Nederland krijgt topinstituut over klimaatadaptatie
6 feb 2017
‘Adaptatie’ heet het wanneer we manieren verzinnen om beter om te gaan met de klimaatverandering. Het is een praktische tegenhanger van ‘mitigatie’, ofwel de poging om via het terugdringen van onze CO2-uitstoot het klimaat te stabiliseren. Lange tijd is adaptatie een weinig populaire strategie geweest; het zou getuigen van luiheid, een excuus om het probleem niet bij de wortel aan te pakken.
Maar adaptatie heeft wel degelijk nut, is goedkoper en heeft bredere politieke steun. Dat lieten wij al zien in een achtergrondartikel uit 2010, dat – zo zeggen we met trots – nog werd genomineerd voor een journalistieke prijs.
In dat artikel schreven we ook: ‘Hoe ziet die adaptatie eruit? Als er één land is waar deze vraag al veel eerder is gesteld, is het wel Nederland. Ruim duizend jaar geleden waren boeren hier sloten aan het graven om de drassige grond bruikbaar te maken. Het water werd met succes getemd. Nederland is rijk aan rivieren, ligt voor meer dan de helft onder zeeniveau en kent toch geen buitengewone vrees bij het vooruitzicht van een sneller stijgende zeespiegel en meer neerslag. Adaptatie is een bekend thema voor de inwoners.’
En we citeerden Jan-Peter Balkenende: ‘Zonder voortdurende adaptatie aan de veranderende natuur was Nederland allang verzonken in de modder.’
Welnu, vandaag toont Nederland zich een wereldleider op het gebied van klimaatadaptatie. Staatssecretaris Sharon Dijksma staat vandaag aan de basis van een nieuw, internationaal kennisinstituut op dit gebied.
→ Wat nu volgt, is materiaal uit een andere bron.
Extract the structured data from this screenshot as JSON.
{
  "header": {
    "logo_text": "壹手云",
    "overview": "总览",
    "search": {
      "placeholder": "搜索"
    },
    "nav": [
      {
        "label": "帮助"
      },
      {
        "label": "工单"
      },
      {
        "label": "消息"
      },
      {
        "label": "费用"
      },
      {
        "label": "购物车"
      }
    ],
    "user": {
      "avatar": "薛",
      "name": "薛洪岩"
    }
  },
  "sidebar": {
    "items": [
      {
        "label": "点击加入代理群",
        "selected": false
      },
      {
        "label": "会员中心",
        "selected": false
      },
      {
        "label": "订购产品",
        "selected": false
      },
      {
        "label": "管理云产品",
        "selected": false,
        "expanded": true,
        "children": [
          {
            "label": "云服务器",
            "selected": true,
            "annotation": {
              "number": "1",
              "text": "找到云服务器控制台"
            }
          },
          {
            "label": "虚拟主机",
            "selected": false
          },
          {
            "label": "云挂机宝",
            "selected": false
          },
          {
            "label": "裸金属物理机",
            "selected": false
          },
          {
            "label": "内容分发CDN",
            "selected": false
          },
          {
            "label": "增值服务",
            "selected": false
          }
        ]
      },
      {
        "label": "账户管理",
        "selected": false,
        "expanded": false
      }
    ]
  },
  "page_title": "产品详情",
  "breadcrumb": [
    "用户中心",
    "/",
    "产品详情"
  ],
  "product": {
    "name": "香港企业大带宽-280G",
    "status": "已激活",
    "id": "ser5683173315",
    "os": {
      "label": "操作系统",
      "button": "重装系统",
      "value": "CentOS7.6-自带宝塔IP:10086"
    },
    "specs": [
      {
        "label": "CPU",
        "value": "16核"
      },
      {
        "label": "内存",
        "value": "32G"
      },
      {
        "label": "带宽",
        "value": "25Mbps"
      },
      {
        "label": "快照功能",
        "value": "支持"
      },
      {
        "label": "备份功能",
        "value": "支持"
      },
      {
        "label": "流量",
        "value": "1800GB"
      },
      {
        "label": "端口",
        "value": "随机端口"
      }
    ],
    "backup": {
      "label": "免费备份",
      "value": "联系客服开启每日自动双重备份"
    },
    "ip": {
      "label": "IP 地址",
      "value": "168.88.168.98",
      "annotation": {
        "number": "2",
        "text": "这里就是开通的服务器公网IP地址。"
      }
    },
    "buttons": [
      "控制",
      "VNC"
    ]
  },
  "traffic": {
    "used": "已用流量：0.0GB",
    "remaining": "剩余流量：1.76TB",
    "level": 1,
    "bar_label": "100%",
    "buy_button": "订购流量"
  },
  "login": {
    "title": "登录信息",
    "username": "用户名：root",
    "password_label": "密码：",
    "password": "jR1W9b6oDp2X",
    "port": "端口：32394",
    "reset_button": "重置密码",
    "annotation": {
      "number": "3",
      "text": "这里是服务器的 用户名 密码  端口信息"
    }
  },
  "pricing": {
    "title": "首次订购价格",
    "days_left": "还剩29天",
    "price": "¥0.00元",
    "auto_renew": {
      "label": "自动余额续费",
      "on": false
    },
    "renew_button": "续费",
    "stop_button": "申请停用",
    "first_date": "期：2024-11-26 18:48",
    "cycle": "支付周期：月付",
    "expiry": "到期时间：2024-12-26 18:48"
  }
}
Het Global Centre of Excellence on Climate Adaptation wil zorgen dat landen en organisaties zich beter kunnen wapenen tegen de gevolgen van klimaatverandering.
Dijksma zegt daarover in Trouw: “Over de hele wereld worden mensen hard getroffen door de opwarming van de aarde. Het historische klimaatakkoord van Parijs laat zien dat aanpassing aan klimaatverandering even belangrijk is als het bedenken van oplossingen om klimaatverandering tegen te gaan.”